Laura Horn, Associate Professor, Roskilde University (RUC), Denmark

“Still a climate vanguard? The status quo of Danish climate policies”

The Danish climate law of 2019 is an ambitious set of policies, anchored in a firm legislative commitment. How has it held up to political realities since its adoption? What is the status quo on reaching the envisaged 70 per cent reduction of greenhouse gas emissions by 2030? How has the corona crisis impacted Danish climate and ecological policies? This talk will offer an overview and stock-taking of developments, framed against the background of power relations and political struggles.

Jacob Sørensen, NOAH – Friends of the Earth, researcher and activist, “Baltic Pipe – No thank you” campaign

“Diversity in the climate mobilisation in the Campaign against the Baltic Pipe”

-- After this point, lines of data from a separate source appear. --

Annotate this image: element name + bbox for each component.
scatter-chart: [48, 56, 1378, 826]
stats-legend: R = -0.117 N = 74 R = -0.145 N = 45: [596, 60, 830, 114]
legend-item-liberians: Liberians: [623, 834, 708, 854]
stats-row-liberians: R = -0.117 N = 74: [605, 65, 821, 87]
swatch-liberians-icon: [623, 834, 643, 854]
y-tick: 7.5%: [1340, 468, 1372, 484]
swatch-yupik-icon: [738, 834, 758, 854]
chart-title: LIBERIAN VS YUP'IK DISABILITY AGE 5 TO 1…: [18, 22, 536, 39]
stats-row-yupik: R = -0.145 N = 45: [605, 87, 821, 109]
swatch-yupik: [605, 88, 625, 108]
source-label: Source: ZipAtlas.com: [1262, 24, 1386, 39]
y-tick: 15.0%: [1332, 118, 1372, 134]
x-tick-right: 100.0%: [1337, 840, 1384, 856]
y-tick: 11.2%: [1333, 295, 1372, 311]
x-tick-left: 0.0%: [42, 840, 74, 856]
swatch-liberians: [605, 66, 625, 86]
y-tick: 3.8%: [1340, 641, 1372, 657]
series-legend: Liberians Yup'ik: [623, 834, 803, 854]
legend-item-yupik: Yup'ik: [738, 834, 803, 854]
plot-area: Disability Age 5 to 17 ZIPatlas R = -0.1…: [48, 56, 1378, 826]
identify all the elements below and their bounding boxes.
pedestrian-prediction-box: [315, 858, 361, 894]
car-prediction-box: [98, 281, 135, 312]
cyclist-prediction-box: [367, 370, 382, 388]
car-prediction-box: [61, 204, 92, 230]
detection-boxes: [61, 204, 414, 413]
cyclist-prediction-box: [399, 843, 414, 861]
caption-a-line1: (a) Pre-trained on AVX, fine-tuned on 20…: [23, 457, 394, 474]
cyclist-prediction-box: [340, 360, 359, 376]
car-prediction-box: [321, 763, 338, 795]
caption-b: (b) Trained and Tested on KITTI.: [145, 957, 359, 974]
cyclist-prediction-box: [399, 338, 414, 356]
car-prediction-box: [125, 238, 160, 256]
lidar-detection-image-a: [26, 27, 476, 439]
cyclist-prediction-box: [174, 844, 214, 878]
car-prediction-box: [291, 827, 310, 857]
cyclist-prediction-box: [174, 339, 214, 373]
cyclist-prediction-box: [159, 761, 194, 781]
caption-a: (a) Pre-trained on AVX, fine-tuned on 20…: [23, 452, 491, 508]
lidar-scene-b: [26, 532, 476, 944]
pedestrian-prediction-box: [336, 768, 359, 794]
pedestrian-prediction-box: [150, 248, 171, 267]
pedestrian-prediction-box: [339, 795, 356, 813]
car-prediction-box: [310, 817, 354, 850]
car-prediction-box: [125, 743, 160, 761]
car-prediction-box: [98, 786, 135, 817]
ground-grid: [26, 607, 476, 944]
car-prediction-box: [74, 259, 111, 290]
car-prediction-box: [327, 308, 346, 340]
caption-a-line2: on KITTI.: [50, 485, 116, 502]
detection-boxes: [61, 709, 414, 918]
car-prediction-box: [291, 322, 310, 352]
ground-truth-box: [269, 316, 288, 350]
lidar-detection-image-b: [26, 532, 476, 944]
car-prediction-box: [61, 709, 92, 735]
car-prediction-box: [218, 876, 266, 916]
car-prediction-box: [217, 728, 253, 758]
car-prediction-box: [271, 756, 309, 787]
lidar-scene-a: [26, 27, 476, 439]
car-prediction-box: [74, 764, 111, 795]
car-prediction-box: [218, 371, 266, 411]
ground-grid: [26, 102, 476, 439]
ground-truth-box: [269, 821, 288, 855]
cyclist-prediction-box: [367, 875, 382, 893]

As oil fields are emptied and technology improves it becomes more feasible to exploit fossil gas. Moreover, fossil gas emits less CO2 and particles than coal and transition from coal to gas can help achieving short term national climate and air pollution targets. Therefore, many new fossil gas infrastructure projects are being built all over the world at the moment. The EU’s fourth Projects of Common Interest (PCI) list – eligible for European public funds – contains, for example, 32 new fossil gas infrastructure projects. This has given rise to many local, national and international resistance networks.

In Denmark most resistance has been built up around the construction of the Baltic Pipe, which is planned to transport gas from Norwegian fossil gas fields through Denmark to Poland. The pipe will distribute three times the present Danish consumption of gas, and it will be a major setback in terms of making Poland compliant with the Paris agreement. Many different groups including affected locals, climate activists and politicians from all over the country are actively resisting its construction.

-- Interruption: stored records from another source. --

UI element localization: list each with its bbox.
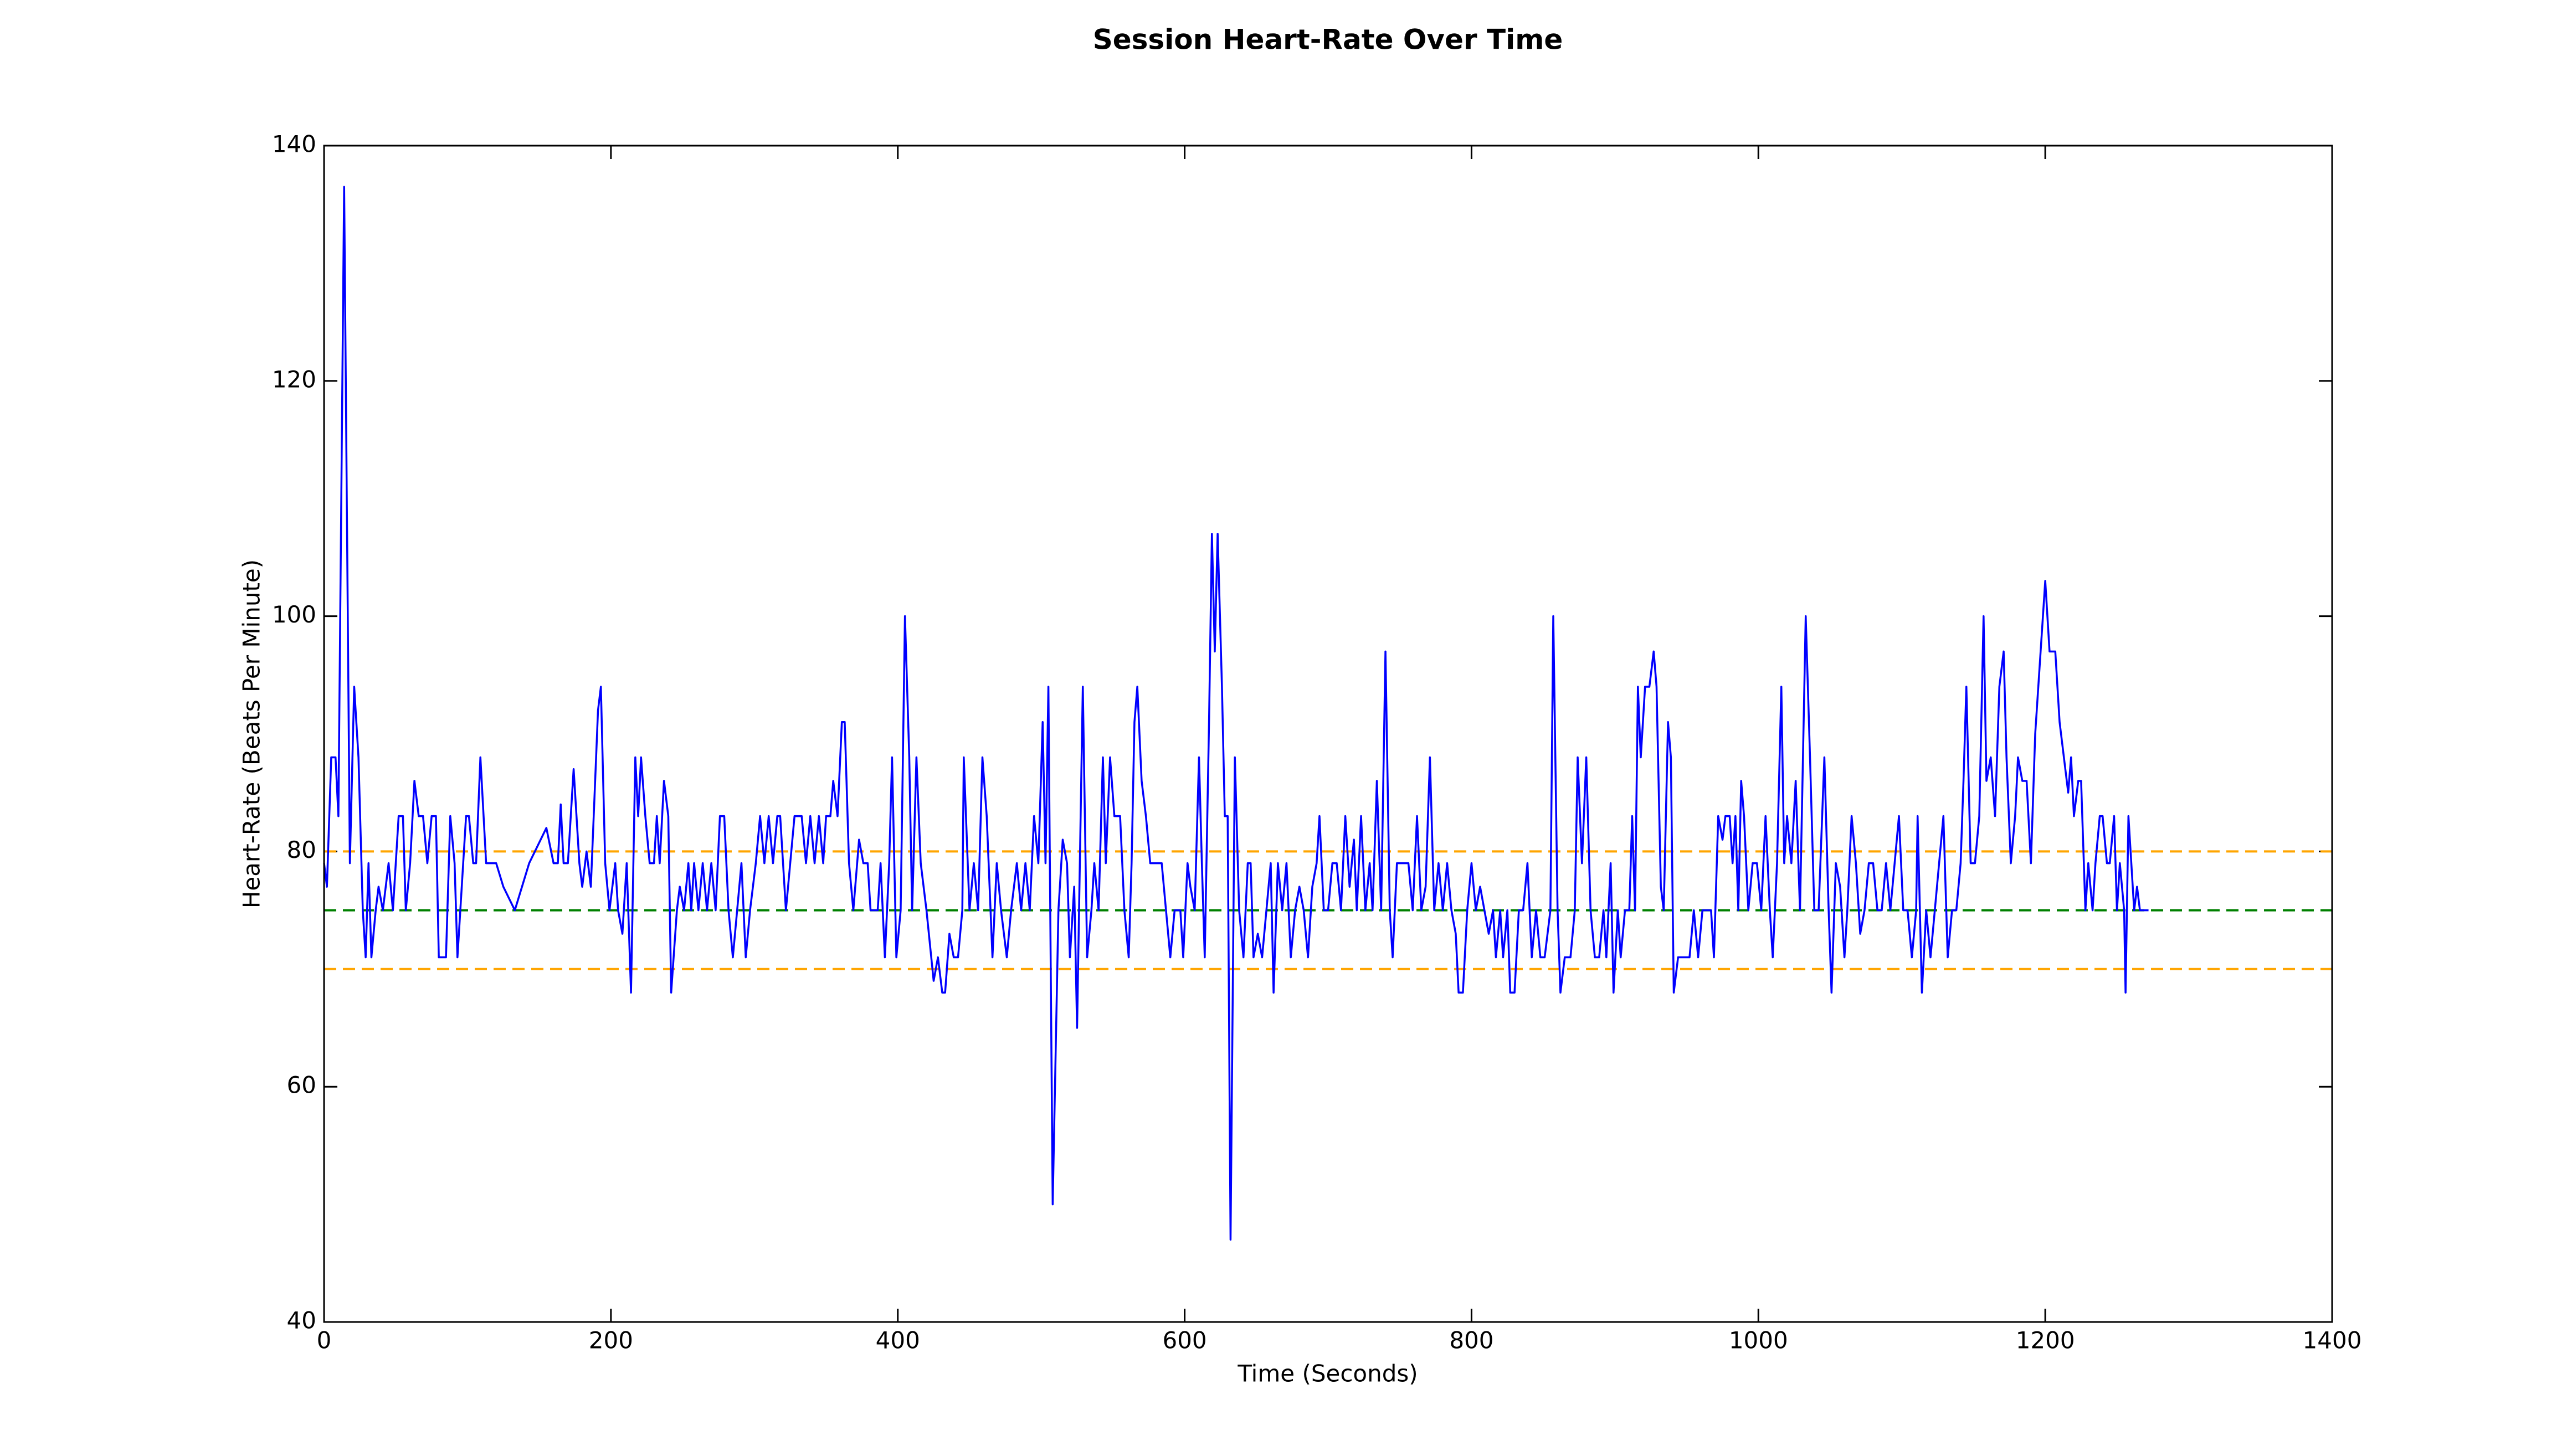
x-tick-label: 800: [1449, 1327, 1493, 1354]
y-tick-label: 80: [287, 836, 316, 863]
y-tick-label: 40: [287, 1307, 316, 1334]
x-tick-label: 600: [1162, 1327, 1206, 1354]
x-tick-label: 200: [589, 1327, 633, 1354]
x-tick-label: 1400: [2303, 1327, 2362, 1354]
x-tick-label: 1000: [1729, 1327, 1788, 1354]
y-tick-label: 100: [272, 601, 316, 628]
y-tick-label: 120: [272, 366, 316, 393]
y-tick-label: 140: [272, 131, 316, 158]
plot-frame: [323, 145, 2333, 1323]
x-tick-label: 0: [317, 1327, 332, 1354]
x-tick-label: 1200: [2016, 1327, 2075, 1354]
y-tick-label: 60: [287, 1072, 316, 1099]
y-axis-label: Heart-Rate (Beats Per Minute): [238, 559, 265, 908]
data-line: [323, 186, 2149, 1241]
chart-title: Session Heart-Rate Over Time: [1093, 24, 1563, 56]
x-tick-label: 400: [876, 1327, 920, 1354]
x-axis-label: Time (Seconds): [1237, 1360, 1418, 1387]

Session 3: The need for systemic alternatives and how to build them?

Lotta Hedström, Miljöpartiet/Green Party, former spokesperson, Sweden

“Women and the climate crisis. Developing eco-feminism as a way to system change”

Partly conceptual, partly illustrated with historical and current concrete examples this session examines both eco-feminism and petro-masculininty as root causes to the climate crisis. Ecofeminism also offers an approach that eventually can alleviate the impact of our day-to-day practices, which subversively counteract the large-scale, established, ongoing climate deterioration.

Jean-Claude Simon, transform!europe, La France Insoumise, France

“Priorities to move the transition in Europe forward”

Eco-socialism and Energy transition? The ecological crisis against the backdrop of the systemic obstacles of Capitalism. Energy transition as a societal change project.

“Systemic alternative” is a powerful notion; for us, it means that a radical eco-socialist transition plan is needed in Europe, as in the rest of the world. It also means that some sort of ‘rupture’ is needed in the daily operations of bourgeois society to achieve full decarbonisation, the key requirement to end climate change. This session will focus on a number of measures, to be taken at different levels, which are necessary to enable the transition: economic democracy and worker management, socialised banking, decommodification of nature, cooperation instead of competition, and balanced territorial development.